Gerçekler artık ABD’de medyanın istediği şekilde şekillendiriliyor ve halk, olan biteni sorgulamak yerine sunulan resmi anlatıya inanıyor.
- ABD Ekonomisi ve İflasa Doğru Gidiş
ABD ekonomisi, giderek bir borç balonuna dönüşüyor. Trilyonlarca dolarlık borç, kontrolsüz para basımı ve ekonomik eşitsizlikler, Amerikan sisteminin sürdürülemez olduğunu gösteriyor.
• Doların Gücü Erozyona Uğruyor: Çin ve diğer ülkelerin alternatif finansal sistemler geliştirmesi, dolara olan güveni sarsıyor. ABD’nin finansal gücü zayıflarken, dünya ticaretinde doların rolü tartışılır hale geliyor.
• Zengin-Fakir Uçurumu: ABD’de gelir dağılımı giderek daha da bozuluyor.

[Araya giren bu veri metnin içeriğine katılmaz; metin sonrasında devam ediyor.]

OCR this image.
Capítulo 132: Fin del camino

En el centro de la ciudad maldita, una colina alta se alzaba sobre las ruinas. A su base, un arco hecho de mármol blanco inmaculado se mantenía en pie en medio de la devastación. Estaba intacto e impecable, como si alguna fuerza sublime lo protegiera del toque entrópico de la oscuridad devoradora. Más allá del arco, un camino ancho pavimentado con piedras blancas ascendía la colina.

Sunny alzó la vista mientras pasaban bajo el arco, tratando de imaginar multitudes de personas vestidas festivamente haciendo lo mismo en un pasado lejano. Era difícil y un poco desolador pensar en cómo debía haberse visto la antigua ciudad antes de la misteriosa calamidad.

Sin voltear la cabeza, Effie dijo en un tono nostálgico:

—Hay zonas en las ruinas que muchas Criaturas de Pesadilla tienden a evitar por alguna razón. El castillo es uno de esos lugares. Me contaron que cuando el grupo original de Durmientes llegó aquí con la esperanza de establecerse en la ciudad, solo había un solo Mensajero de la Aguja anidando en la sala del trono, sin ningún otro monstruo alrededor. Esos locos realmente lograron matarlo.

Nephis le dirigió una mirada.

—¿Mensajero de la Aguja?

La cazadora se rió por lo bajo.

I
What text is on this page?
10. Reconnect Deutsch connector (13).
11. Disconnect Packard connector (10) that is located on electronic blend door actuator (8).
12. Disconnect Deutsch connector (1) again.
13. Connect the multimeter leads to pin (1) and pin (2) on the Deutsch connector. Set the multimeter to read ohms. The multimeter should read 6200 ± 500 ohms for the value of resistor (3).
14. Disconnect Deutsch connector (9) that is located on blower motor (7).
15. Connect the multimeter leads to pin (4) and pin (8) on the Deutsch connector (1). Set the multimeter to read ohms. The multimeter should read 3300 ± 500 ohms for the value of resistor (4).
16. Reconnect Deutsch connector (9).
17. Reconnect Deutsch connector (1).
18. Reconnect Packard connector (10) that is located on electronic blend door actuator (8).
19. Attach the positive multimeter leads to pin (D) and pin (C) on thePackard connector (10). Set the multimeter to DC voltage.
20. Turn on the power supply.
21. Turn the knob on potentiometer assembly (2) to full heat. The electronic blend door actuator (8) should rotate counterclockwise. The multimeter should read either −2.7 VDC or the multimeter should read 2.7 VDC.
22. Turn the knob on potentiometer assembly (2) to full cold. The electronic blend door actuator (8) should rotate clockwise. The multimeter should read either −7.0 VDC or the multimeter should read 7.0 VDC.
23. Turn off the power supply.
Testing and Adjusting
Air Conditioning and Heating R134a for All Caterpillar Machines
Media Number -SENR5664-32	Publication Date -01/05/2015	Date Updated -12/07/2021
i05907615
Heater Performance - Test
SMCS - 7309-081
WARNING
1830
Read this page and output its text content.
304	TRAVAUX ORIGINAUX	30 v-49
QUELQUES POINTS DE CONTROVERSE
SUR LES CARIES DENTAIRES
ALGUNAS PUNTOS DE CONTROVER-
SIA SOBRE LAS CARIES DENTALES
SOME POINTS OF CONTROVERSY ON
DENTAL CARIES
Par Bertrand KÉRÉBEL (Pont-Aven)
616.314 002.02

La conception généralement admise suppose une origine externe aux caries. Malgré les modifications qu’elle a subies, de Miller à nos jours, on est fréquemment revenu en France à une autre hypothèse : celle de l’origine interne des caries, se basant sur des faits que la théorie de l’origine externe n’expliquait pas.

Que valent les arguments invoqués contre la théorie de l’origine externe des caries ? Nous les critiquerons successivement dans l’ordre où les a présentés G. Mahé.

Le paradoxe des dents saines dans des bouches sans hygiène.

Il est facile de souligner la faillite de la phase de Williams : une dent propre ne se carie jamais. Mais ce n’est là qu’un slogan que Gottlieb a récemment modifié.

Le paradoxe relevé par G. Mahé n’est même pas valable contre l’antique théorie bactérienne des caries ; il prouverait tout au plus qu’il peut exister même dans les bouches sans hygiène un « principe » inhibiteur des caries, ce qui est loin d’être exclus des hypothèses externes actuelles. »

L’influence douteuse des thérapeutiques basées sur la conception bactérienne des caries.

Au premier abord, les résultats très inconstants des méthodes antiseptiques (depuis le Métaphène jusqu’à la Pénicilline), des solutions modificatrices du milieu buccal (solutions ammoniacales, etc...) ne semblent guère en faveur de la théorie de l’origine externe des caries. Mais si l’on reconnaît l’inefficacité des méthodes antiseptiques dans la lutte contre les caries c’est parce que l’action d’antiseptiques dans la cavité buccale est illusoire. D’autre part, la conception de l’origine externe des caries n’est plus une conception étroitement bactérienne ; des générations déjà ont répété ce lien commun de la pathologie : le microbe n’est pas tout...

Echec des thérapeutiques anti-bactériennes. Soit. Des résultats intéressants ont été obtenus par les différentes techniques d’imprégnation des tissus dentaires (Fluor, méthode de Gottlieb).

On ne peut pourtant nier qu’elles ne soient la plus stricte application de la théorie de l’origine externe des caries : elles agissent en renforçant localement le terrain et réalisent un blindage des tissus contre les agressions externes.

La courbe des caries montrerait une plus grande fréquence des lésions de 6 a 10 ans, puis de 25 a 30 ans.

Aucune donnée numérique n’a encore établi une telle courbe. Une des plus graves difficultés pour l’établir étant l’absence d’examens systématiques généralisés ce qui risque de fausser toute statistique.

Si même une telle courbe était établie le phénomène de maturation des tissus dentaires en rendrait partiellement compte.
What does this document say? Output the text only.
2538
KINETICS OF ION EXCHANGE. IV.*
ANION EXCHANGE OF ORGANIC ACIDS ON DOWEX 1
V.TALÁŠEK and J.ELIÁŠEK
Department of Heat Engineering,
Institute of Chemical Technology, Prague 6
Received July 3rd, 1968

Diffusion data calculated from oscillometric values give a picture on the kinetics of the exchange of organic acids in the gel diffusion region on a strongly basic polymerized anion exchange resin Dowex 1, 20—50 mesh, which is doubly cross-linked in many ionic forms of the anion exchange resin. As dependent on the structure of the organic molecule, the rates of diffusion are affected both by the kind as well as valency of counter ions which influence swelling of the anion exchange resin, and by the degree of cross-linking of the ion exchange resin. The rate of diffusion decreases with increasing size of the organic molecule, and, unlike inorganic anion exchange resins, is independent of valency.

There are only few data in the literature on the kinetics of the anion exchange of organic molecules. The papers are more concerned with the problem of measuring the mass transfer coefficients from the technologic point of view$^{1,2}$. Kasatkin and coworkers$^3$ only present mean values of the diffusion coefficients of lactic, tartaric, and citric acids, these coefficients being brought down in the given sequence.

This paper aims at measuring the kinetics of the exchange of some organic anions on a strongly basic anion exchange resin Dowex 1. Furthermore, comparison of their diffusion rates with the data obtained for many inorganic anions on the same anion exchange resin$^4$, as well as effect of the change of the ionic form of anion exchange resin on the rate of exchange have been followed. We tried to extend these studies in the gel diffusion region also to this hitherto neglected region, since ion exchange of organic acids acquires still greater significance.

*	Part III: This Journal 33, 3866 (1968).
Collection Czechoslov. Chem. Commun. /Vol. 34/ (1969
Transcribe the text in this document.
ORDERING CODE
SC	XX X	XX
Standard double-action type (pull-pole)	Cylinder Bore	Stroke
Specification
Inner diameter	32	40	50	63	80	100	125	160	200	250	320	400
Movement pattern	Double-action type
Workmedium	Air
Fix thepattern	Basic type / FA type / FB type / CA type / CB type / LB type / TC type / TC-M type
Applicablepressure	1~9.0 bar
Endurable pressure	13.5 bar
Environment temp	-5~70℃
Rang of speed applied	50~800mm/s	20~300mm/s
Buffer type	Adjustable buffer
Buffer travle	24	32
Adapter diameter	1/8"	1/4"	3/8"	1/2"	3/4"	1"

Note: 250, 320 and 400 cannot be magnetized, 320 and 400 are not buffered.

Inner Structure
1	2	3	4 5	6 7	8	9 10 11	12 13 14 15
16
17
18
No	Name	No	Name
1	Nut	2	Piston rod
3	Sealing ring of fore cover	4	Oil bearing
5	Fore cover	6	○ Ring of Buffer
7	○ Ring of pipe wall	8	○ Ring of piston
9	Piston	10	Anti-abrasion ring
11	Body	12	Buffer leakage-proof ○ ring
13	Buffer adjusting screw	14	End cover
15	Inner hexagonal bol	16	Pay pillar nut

Orta sınıf erirken, büyük şirketler ve milyarderler servetlerine servet katıyor.
• Enflasyon ve Resesyon Tehlikesi: ABD’de pandemi sonrası ekonomi toparlanamadı. Artan enflasyon ve resesyon korkusu, Amerikan ekonomisinin kırılganlığını gözler önüne seriyor.
ABD ekonomisi, güçlü gibi görünse de, altında büyük bir kriz potansiyeli taşıyor ve bu durum dünya ekonomisini de etkileyecek bir felakete dönüşebilir.
Sonuç: ABD’yi Gerçekten Deliler mi Yönetiyor?
ABD siyasetinde akılcı, uzun vadeli ve mantıklı kararların yerini irrasyonel, kaotik ve popülist politikalar aldı. Hem içeride hem dışarıda giderek daha tutarsız, mantıksız ve tehlikeli kararlar alınıyor.
Eğer bir ülkenin yönetimi, kendi halkını manipüle ediyor, savaşları körüklüyor, ekonomik çöküşe göz yumuyor ve küresel istikrarsızlığı artırıyorsa, bu yöneticilere gerçekten “aklı başında” denebilir mi?
ABD, giderek delilik sınırlarını zorlayan bir sürecin içine giriyor ve bu sadece Amerika’yı değil, tüm dünyayı etkiliyor. Bu yüzden dünyanın geri kalanı, Washington’daki irrasyonel yönetimden gelecek krizlere karşı hazırlıklı olmalı.